いろいろと考えてくると、生前退位の法制化にはかなりの困難が伴いそうです。1年や2年では到底無理なのではないでしょうか。ヨーロッパの君主国などでは生前退位が広く行われているようですが、それらの国の君主と日本の天皇を同列に論じることはやはり無理なのかもしれません。
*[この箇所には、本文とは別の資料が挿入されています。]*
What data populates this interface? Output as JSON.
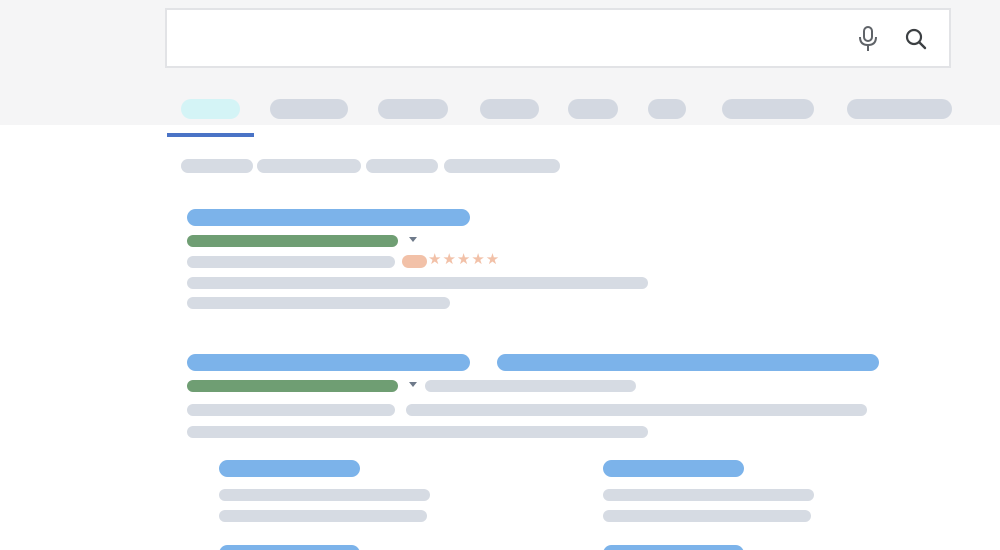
{
  "search": {
    "value": "",
    "placeholder": "",
    "mic_icon": "microphone-icon",
    "search_icon": "magnifier-icon"
  },
  "tabs": {
    "count": 8,
    "active_index": 0
  },
  "colors": {
    "header_bg": "#f5f5f6",
    "placeholder_gray": "#d3d8e1",
    "link_blue": "#7cb3ea",
    "url_green": "#6f9e73",
    "active_tab": "#d4f4f6",
    "tab_underline": "#4a73c6",
    "rating_orange": "#f2c1a8"
  },
  "results": [
    {
      "rating": {
        "stars": "★★★★★",
        "value": 5,
        "max": 5
      }
    },
    {
      "sitelinks_count": 4
    }
  ]
}
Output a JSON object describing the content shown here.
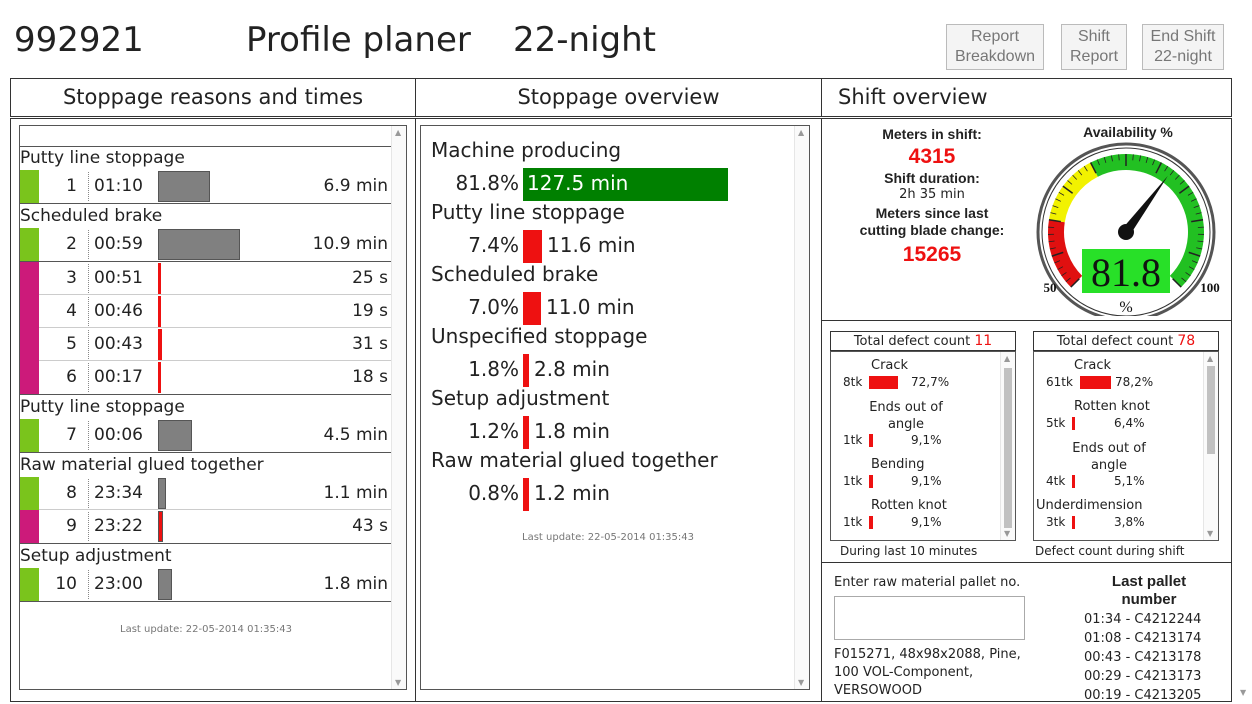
{
  "header": {
    "machine_id": "992921",
    "machine_name": "Profile planer",
    "shift": "22-night",
    "buttons": [
      {
        "line1": "Report",
        "line2": "Breakdown"
      },
      {
        "line1": "Shift",
        "line2": "Report"
      },
      {
        "line1": "End Shift",
        "line2": "22-night"
      }
    ]
  },
  "sections": {
    "left_title": "Stoppage reasons and times",
    "middle_title": "Stoppage overview",
    "right_title": "Shift overview"
  },
  "stoppage_list": {
    "groups": [
      {
        "title": "Putty line stoppage"
      },
      {
        "title": "Scheduled brake"
      },
      {
        "title": "Putty line stoppage"
      },
      {
        "title": "Raw material glued together"
      },
      {
        "title": "Setup adjustment"
      }
    ],
    "rows": [
      {
        "num": "1",
        "time": "01:10",
        "duration": "6.9 min",
        "status_color": "#7ac41c",
        "bar_color": "#808080"
      },
      {
        "num": "2",
        "time": "00:59",
        "duration": "10.9 min",
        "status_color": "#7ac41c",
        "bar_color": "#808080"
      },
      {
        "num": "3",
        "time": "00:51",
        "duration": "25 s",
        "status_color": "#cc1a7a",
        "bar_color": "#ee1111"
      },
      {
        "num": "4",
        "time": "00:46",
        "duration": "19 s",
        "status_color": "#cc1a7a",
        "bar_color": "#ee1111"
      },
      {
        "num": "5",
        "time": "00:43",
        "duration": "31 s",
        "status_color": "#cc1a7a",
        "bar_color": "#ee1111"
      },
      {
        "num": "6",
        "time": "00:17",
        "duration": "18 s",
        "status_color": "#cc1a7a",
        "bar_color": "#ee1111"
      },
      {
        "num": "7",
        "time": "00:06",
        "duration": "4.5 min",
        "status_color": "#7ac41c",
        "bar_color": "#808080"
      },
      {
        "num": "8",
        "time": "23:34",
        "duration": "1.1 min",
        "status_color": "#7ac41c",
        "bar_color": "#808080"
      },
      {
        "num": "9",
        "time": "23:22",
        "duration": "43 s",
        "status_color": "#cc1a7a",
        "bar_color": "#ee1111"
      },
      {
        "num": "10",
        "time": "23:00",
        "duration": "1.8 min",
        "status_color": "#7ac41c",
        "bar_color": "#808080"
      }
    ],
    "last_update": "Last update: 22-05-2014 01:35:43"
  },
  "overview": {
    "items": [
      {
        "label": "Machine producing",
        "pct": "81.8%",
        "value": "127.5 min",
        "bar_color": "#008000",
        "text_color": "#ffffff"
      },
      {
        "label": "Putty line stoppage",
        "pct": "7.4%",
        "value": "11.6 min",
        "bar_color": "#ee1111",
        "text_color": "#222222"
      },
      {
        "label": "Scheduled brake",
        "pct": "7.0%",
        "value": "11.0 min",
        "bar_color": "#ee1111",
        "text_color": "#222222"
      },
      {
        "label": "Unspecified stoppage",
        "pct": "1.8%",
        "value": "2.8 min",
        "bar_color": "#ee1111",
        "text_color": "#222222"
      },
      {
        "label": "Setup adjustment",
        "pct": "1.2%",
        "value": "1.8 min",
        "bar_color": "#ee1111",
        "text_color": "#222222"
      },
      {
        "label": "Raw material glued together",
        "pct": "0.8%",
        "value": "1.2 min",
        "bar_color": "#ee1111",
        "text_color": "#222222"
      }
    ],
    "last_update": "Last update: 22-05-2014 01:35:43"
  },
  "shift_overview": {
    "meters_label": "Meters in shift:",
    "meters_value": "4315",
    "duration_label": "Shift duration:",
    "duration_value": "2h 35 min",
    "blade_label_1": "Meters since last",
    "blade_label_2": "cutting blade change:",
    "blade_value": "15265",
    "availability_label": "Availability %",
    "availability_value": "81.8",
    "availability_fraction": 0.818,
    "gauge_min": "50",
    "gauge_max": "100",
    "gauge_unit": "%",
    "highlight_color": "#ee1111"
  },
  "defects_recent": {
    "header_label": "Total defect count",
    "header_count": "11",
    "footer": "During last 10 minutes",
    "items": [
      {
        "name": "Crack",
        "count": "8tk",
        "pct": "72,7%",
        "fraction": 0.727
      },
      {
        "name": "Ends out of angle",
        "count": "1tk",
        "pct": "9,1%",
        "fraction": 0.091
      },
      {
        "name": "Bending",
        "count": "1tk",
        "pct": "9,1%",
        "fraction": 0.091
      },
      {
        "name": "Rotten knot",
        "count": "1tk",
        "pct": "9,1%",
        "fraction": 0.091
      }
    ]
  },
  "defects_shift": {
    "header_label": "Total defect count",
    "header_count": "78",
    "footer": "Defect count during shift",
    "items": [
      {
        "name": "Crack",
        "count": "61tk",
        "pct": "78,2%",
        "fraction": 0.782
      },
      {
        "name": "Rotten knot",
        "count": "5tk",
        "pct": "6,4%",
        "fraction": 0.064
      },
      {
        "name": "Ends out of angle",
        "count": "4tk",
        "pct": "5,1%",
        "fraction": 0.051
      },
      {
        "name": "Underdimension",
        "count": "3tk",
        "pct": "3,8%",
        "fraction": 0.038
      }
    ]
  },
  "pallet": {
    "input_label": "Enter raw material pallet no.",
    "input_value": "",
    "info_lines": [
      "F015271, 48x98x2088, Pine,",
      "100 VOL-Component,",
      "VERSOWOOD"
    ],
    "last_title_1": "Last pallet",
    "last_title_2": "number",
    "last": [
      "01:34 - C4212244",
      "01:08 - C4213174",
      "00:43 - C4213178",
      "00:29 - C4213173",
      "00:19 - C4213205"
    ]
  }
}
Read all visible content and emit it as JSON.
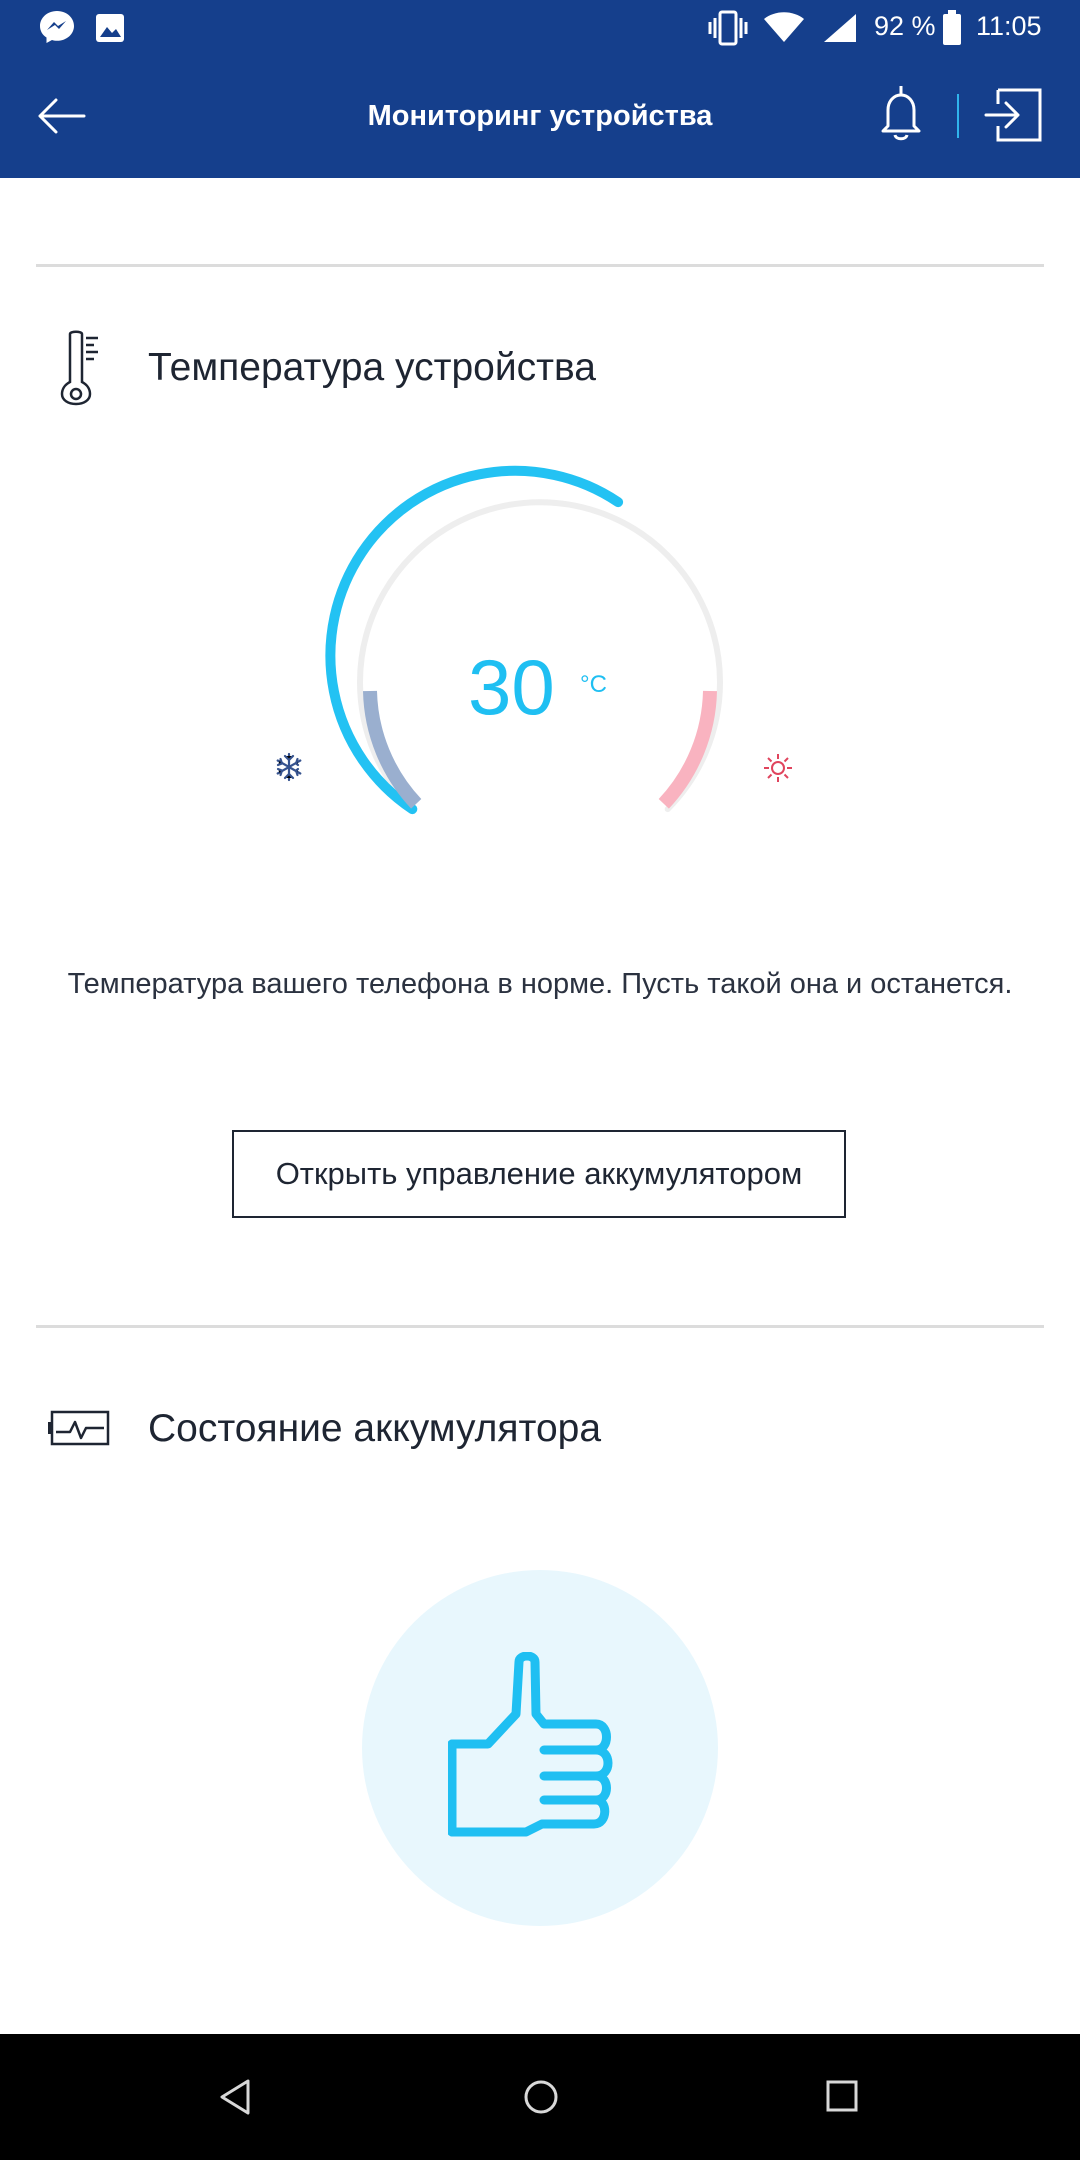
{
  "status_bar": {
    "battery_percent": "92 %",
    "time": "11:05",
    "notification_icons": [
      "messenger-icon",
      "image-icon"
    ],
    "system_icons": [
      "vibrate-icon",
      "wifi-icon",
      "signal-icon",
      "battery-icon"
    ]
  },
  "app_bar": {
    "title": "Мониторинг устройства",
    "icons": [
      "back-arrow-icon",
      "bell-icon",
      "exit-icon"
    ],
    "accent_color": "#153f8c"
  },
  "temperature_section": {
    "title": "Температура устройства",
    "icon": "thermometer-icon",
    "value": "30",
    "unit": "°C",
    "status_message": "Температура вашего телефона в норме. Пусть такой она и останется.",
    "button_label": "Открыть управление аккумулятором",
    "cold_icon": "snowflake-icon",
    "hot_icon": "sun-icon",
    "gauge_level": 0.5,
    "colors": {
      "value": "#1fbff2",
      "cold": "#9aafcf",
      "hot": "#f9b3c0",
      "track": "#eeeeee"
    }
  },
  "battery_section": {
    "title": "Состояние аккумулятора",
    "icon": "battery-pulse-icon",
    "status_icon": "thumbs-up-icon"
  },
  "nav_bar": {
    "buttons": [
      "back-nav-icon",
      "home-nav-icon",
      "recents-nav-icon"
    ]
  }
}
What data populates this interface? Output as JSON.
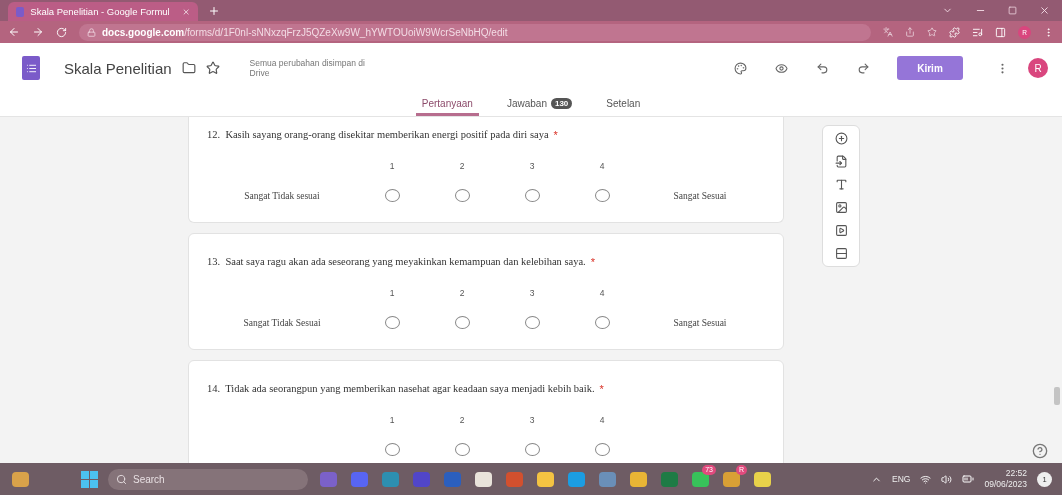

恒久的な「生前退位制度」の制定ではなく、今上陛下の今回の事例に限定した特別措置法のようなものが制定可能であれば、比較的早期に退位できるようになるかもしれません。そのような法律を制定することが法的に問題ないのかどうか、正直、私にはわかりません。ただ、生前退位が問題になるのはそう頻繁にあることではなく、次に問題になる頃には、医療も想像がつかないほど進歩し、生存寿命と健康寿命の間に差がなくなっている可能性があるので、生前退位の制度化はそれに費やされる労力ほどには意味がないような気がするのです(生存寿命と健康寿命が完全に一致すれば、健康上の問題による生前退位が必要になることはなくなります)。したがって恒久的な制度改変の議論に時間を費やすよりも、摂政制度の活用も含めて、とりあえず、今回の事例についてなるべく早く解決がなされる道を探るのが妥当ではないかと個人的には思います。